For those who do believe that the most important thing for CDS is to improve top priority outcomes, how do you do that? ONC and AHRQ asked that question from a policy perspective in 2005, and an answer came in the form of a Roadmap for National Action on CDS. This roadmap has informed actions at the federal level, such as the AHIC ad hoc CDS Workgroup, and its recommendations mentioned above.
For care delivery organizations, where the rubber meets the road, there have been a variety of efforts to synthesize and disseminate best practices for improving priority outcomes with CDS. HIMSS has taken a leadership role in key parts of this, including publishing (just before this meeting) a guidebook on improving medication use and outcomes with CDS. If this 'outcomes-focused CDS business' isn't the most important thing, it has at least touched a big nerve; nearly 100 contributors, several leading informatics and medication societies, AHRQ, and several CIS vendors participated in the initiative. Follow-on collaboratives led by HIMSS and others are building on this work.

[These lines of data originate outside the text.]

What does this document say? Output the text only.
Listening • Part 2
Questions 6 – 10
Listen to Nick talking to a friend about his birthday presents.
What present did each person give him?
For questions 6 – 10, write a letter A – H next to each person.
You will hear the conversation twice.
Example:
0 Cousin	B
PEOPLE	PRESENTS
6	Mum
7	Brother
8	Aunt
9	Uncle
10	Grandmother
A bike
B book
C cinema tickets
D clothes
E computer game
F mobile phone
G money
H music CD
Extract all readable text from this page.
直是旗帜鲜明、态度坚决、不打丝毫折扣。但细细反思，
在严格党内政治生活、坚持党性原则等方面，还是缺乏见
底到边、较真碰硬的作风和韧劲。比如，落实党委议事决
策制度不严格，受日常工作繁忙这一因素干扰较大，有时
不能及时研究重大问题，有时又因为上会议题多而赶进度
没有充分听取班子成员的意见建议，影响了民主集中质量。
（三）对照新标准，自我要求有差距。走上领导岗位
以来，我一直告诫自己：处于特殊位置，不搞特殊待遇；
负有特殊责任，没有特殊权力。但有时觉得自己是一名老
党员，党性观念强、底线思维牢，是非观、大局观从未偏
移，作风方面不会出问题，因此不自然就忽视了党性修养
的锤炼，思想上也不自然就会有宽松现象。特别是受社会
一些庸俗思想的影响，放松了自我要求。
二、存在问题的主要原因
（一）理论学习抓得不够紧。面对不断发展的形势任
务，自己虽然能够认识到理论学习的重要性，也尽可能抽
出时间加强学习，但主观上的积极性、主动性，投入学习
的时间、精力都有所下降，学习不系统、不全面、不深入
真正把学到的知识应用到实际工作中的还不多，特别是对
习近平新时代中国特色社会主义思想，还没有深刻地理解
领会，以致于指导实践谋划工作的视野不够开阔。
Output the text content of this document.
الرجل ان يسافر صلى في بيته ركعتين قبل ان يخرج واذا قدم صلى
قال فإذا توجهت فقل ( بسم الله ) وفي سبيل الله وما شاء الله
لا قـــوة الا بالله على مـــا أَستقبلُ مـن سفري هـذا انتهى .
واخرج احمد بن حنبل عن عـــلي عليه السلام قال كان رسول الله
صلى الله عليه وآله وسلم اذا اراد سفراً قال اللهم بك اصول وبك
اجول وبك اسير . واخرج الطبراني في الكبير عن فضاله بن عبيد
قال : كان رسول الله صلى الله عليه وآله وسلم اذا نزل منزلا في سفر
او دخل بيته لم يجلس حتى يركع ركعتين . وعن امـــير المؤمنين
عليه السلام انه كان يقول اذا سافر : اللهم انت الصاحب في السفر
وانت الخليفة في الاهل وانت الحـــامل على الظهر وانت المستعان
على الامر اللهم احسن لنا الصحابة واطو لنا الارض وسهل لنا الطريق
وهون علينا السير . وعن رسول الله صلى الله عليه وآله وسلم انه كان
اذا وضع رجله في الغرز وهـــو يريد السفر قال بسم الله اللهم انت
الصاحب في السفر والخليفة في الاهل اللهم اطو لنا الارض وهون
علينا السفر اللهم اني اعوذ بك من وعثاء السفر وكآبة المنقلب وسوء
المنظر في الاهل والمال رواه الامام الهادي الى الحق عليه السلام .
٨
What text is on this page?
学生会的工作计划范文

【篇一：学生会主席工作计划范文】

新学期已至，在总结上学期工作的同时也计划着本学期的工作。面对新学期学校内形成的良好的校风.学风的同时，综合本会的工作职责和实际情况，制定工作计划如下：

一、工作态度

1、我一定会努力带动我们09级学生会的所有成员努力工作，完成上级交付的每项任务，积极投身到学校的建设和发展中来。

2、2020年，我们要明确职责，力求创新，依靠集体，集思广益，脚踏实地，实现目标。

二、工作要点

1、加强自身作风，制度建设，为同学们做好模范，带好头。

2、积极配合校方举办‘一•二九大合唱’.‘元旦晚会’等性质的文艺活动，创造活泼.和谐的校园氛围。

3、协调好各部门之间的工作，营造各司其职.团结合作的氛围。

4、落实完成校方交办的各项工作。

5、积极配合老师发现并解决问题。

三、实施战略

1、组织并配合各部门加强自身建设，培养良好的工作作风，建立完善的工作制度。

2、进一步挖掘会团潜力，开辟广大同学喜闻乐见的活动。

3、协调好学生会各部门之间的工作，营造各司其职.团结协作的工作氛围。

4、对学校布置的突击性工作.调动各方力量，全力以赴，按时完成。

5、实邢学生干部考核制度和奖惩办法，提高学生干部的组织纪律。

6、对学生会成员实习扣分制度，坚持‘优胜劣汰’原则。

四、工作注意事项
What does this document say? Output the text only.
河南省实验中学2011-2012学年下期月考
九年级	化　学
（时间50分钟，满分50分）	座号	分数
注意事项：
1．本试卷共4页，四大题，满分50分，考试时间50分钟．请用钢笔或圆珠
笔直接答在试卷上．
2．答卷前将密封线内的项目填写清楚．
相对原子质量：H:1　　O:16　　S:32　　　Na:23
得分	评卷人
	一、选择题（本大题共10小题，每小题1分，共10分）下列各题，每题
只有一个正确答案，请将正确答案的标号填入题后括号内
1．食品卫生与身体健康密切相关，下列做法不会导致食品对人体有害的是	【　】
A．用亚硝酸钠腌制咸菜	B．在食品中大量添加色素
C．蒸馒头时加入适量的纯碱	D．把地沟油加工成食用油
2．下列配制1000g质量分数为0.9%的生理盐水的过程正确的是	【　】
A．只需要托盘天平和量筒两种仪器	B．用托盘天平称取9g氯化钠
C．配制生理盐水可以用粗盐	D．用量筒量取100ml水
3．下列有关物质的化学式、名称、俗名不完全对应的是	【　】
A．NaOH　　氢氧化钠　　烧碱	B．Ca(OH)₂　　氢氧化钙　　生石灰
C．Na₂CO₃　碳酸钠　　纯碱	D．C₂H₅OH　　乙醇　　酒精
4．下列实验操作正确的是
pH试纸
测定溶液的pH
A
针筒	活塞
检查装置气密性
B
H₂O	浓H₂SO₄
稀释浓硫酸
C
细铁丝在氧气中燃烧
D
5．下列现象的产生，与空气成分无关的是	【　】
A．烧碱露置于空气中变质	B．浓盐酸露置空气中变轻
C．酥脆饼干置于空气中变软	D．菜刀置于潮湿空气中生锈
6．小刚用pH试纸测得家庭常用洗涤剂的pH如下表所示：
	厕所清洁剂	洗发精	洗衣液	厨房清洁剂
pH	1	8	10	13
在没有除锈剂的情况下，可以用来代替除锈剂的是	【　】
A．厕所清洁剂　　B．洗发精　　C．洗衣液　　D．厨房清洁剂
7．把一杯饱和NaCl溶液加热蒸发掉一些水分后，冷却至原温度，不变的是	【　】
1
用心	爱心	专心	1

Is measurably improving priority outcomes the most important thing for CDS? Even if it's not, in some ways, your job, your life and the wellbeing of your loved ones may well depend on it. Let's all give this the attention it deserves, and get it right.
Jerome A. Osheroff, MD is the chief clinical informatics officer for Thomson Reuters, and serves on the faculty and clinical staff of the University of Pennsylvania. He's the lead author on the HIMSS CDS guidebook series and national CDS roadmap mentioned in this article, and served on the AHIC ad hoc CDS Workgroup.